Going off on a camping trip? Does your camping pillow pass muster?
Among all of your camping gear, a good camping pillow is an essential item for maximum enjoyment of your trip. Yes, you've got to have stuff to cook with, a fishing pole, a good sleeping bag and so on. I'll never forget the year, way back in the day, when my sister invited me on a camping trip to Yosemite with she and her DH. Just bring your sleeping bag! I'll bring everything else! Hey, sounds great. Now I must tell you that my sister is absolutely not the outdoors type, although she fancies herself to be a Master camper. I bit.
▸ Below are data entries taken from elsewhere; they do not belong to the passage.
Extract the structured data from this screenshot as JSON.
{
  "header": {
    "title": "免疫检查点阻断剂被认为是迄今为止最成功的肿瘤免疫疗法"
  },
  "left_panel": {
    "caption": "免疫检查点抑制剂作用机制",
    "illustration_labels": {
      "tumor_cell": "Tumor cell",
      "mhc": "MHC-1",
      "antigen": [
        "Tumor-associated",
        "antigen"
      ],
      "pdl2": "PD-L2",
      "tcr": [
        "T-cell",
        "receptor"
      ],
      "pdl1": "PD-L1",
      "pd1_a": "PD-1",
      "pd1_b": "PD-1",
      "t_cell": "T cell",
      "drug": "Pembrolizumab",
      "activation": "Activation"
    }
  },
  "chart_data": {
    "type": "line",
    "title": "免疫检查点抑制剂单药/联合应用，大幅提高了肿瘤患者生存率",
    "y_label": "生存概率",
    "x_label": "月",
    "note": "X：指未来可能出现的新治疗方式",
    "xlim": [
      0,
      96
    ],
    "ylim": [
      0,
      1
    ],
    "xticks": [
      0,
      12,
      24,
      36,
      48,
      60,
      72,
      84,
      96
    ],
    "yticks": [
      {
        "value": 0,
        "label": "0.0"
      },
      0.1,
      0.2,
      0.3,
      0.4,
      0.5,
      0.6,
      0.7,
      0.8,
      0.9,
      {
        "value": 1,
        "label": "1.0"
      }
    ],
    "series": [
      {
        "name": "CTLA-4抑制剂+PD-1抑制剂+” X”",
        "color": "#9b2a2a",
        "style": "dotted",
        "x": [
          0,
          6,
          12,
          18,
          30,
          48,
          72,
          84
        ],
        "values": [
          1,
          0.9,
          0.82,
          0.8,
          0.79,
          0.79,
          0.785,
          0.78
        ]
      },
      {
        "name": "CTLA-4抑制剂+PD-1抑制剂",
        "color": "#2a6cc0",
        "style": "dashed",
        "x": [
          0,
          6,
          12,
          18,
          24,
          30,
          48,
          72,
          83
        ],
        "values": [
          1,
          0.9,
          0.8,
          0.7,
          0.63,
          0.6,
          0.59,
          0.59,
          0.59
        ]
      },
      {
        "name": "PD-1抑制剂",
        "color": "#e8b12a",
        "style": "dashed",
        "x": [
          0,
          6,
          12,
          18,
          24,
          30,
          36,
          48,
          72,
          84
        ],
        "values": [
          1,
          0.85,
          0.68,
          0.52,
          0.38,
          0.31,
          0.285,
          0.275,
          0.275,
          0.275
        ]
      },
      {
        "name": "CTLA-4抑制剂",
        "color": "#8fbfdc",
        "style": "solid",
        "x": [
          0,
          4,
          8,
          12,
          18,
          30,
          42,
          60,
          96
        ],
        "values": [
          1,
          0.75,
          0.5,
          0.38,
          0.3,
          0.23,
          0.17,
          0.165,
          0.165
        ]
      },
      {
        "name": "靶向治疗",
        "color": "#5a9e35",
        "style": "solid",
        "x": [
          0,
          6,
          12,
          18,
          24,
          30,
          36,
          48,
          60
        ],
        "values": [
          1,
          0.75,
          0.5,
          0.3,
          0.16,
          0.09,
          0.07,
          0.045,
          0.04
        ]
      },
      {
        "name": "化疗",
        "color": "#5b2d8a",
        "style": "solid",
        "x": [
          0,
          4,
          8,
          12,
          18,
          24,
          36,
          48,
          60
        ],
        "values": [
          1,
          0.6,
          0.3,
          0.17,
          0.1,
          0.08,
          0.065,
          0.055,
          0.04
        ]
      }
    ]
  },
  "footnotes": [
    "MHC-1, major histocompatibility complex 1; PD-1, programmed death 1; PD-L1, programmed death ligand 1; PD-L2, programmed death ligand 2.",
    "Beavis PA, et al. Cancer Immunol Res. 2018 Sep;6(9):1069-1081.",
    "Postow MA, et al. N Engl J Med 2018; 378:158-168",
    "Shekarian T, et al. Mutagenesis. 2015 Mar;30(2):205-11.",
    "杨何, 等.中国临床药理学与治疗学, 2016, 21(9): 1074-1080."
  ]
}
When we arrived at the campground, she began to unpack the car, which contained everything but the kitchen sink in the way of camping equipment, and more food than could be consumed in a couple of weeks, with two noticeable exceptions. One, there was not a fishing pole to be found. Two, there was nothing to serve as a camping pillow. I figured they hadn't planned on any fishing, duh. But, no  pillow?? When I inquired about this, she brightly said, Oh! You don't need a camping pillow! We're roughing it! You can roll up a towel and lay it over a rock. I couldn't believe my ears. OK. I should have known. With her, any type of outdoor activity had to have that element of 'roughing it' to make it real.
She had every other convenience one could hope for, but no camping pillow or even a reasonable facsimile. So, after unloading the car, she and her husband set up their tent and I spread out my bag on a nice soft bed of pine needles. Then I looked for a suitable rock. To my mind, there's no such thing. However, I made do with a large flat rock, over which I placed a thick, folded towel. I lay there, thinking of a proper camping pillow I now wished I'd brought. A large square of waterproof canvas, filled with foam. Easy. Comfortable. Oh well.
It was difficult to even toss and turn with my rock arrangement. Didn't get much of a night's sleep. Along in to the middle of the night, here comes my sister to 'check' on me. She'd heard bears rousting around. Her rock couldn't have been any more comfortable than mine.
Well, the story of camping without a real pillow doesn't end here. My sister took it into her mind that the reason the bears were coming around was because there I was, outside, and was probably about to get my period! Although I wasn't, she then decided that, for safety's sake for all concerned, (the bloodthirsty bears would smell blood), I must scrunch up in the car and sleep! Oh, I was mad! But there's no arguing with this woman. Besides, without a camping pillow, the seat of the car was considerably more comfortable than the rock. I went to sleep.